Feeders on the removable section

Feeder drops 
The green wire turnout frog feeders were soldered using the same method described above to one of the PC board ties used to build the switch. I made the connection at the back side of the frog so it would be out of view. The turnout frogs will be powered though DPDT switches attached to linkage that is typically used to move not only the turnout rails but also to change the frog electrical polarity.

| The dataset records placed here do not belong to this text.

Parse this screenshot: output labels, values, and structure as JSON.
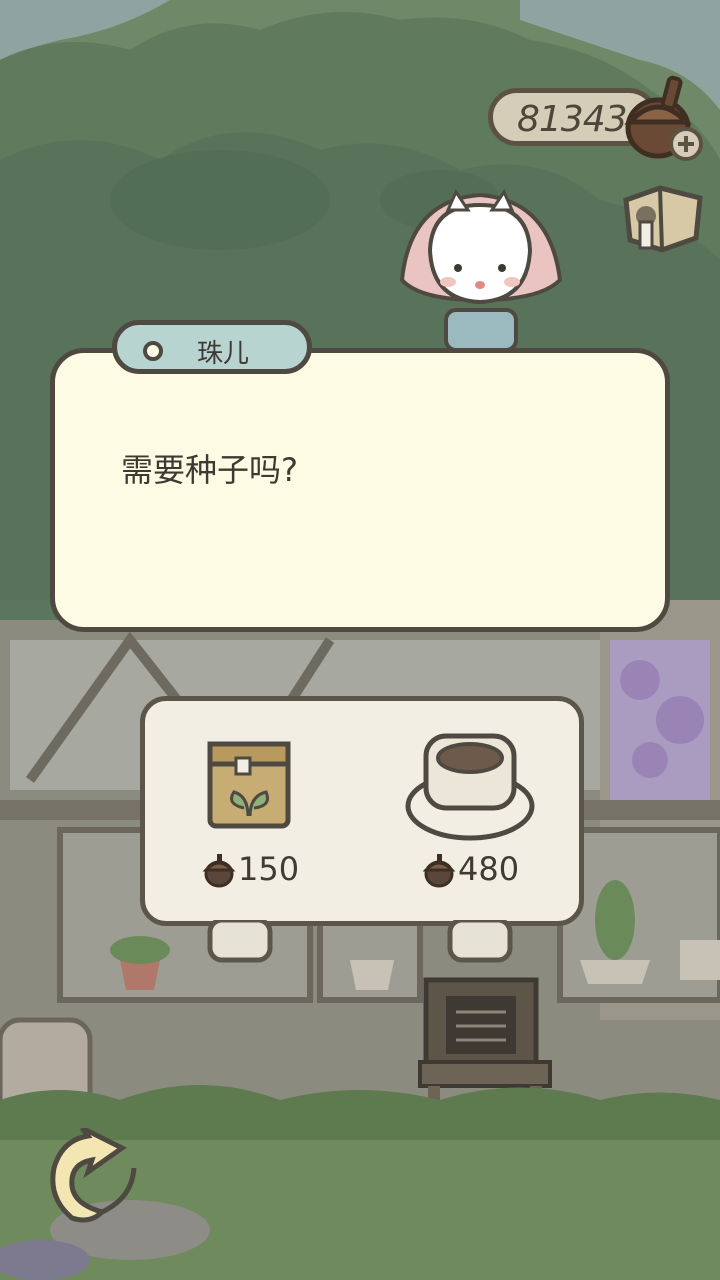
{
  "currency": {
    "amount": "81343",
    "icon": "acorn-icon",
    "add_icon": "plus-icon"
  },
  "map_button": {
    "icon": "map-icon"
  },
  "dialog": {
    "speaker": "珠儿",
    "text": "需要种子吗?"
  },
  "shop": {
    "items": [
      {
        "icon": "seed-bag-icon",
        "price": "150",
        "currency_icon": "acorn-icon"
      },
      {
        "icon": "flower-pot-icon",
        "price": "480",
        "currency_icon": "acorn-icon"
      }
    ]
  },
  "back_button": {
    "icon": "back-arrow-icon"
  },
  "colors": {
    "dialog_bg": "#fdfbe4",
    "name_tag_bg": "#b8d4d0",
    "outline": "#4e4a42"
  }
}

At first I felt over whelmed at the amount of feeders that needed soldered to the DCC bus under the layout. Daydreams of battery equipped engines with the new "dead rail" systems started to fill my head. I soon remembered that many layout builders in the Yahoo Groups Proto-Layouts group swear by using 3M ScotchLok displacement connectors. I ordered a box of the red type off Amazon and quickly found them to be a godsend. I ended up with grouping feeders together with a wire nut connected to a short drop wire that in turn runs to the 3M connector at the main DCC power bus as seen in the below photo.

3M ScotchLok and wire nuts
I can't imagine wiring the layout in any other way, in only a few hours I had the whole yard wired. The best part was not soldering at awkward locations under the layout and making my neck sore. Actually that was the second best part, the BEST part was finally testing it out.

Taking some NKP GP9s for a spin.
My next plans are to get some turnout controls in place and begin the east end of Adena Yard.

Wednesday, August 9, 2017

Wordless Wednesday #139

A new 50 pack of of Kadee couplers inspired me to upgrade the plastic couplers on a majority of my RTR cabooses, mainly the Atlas ones. I ended up creating quite the scene in Pine Valley Yard as I upgraded each one. I threw in a custom painted W&LE caboose by Jim Kehn to finish off the heard/flock/gaggle? of cabeese.

Wednesday, August 2, 2017

Wordless Wednesday #138

A couple pieces of flextrack temporarily link the bridge at MP 193.22 with Pine Valley Yard at one end and the temporary mainline through Adena at the other end. Here a pair of NKP Athearn Genesis GP-9's 468 and 483 take advantage of the nearly 60 feet of mainline run.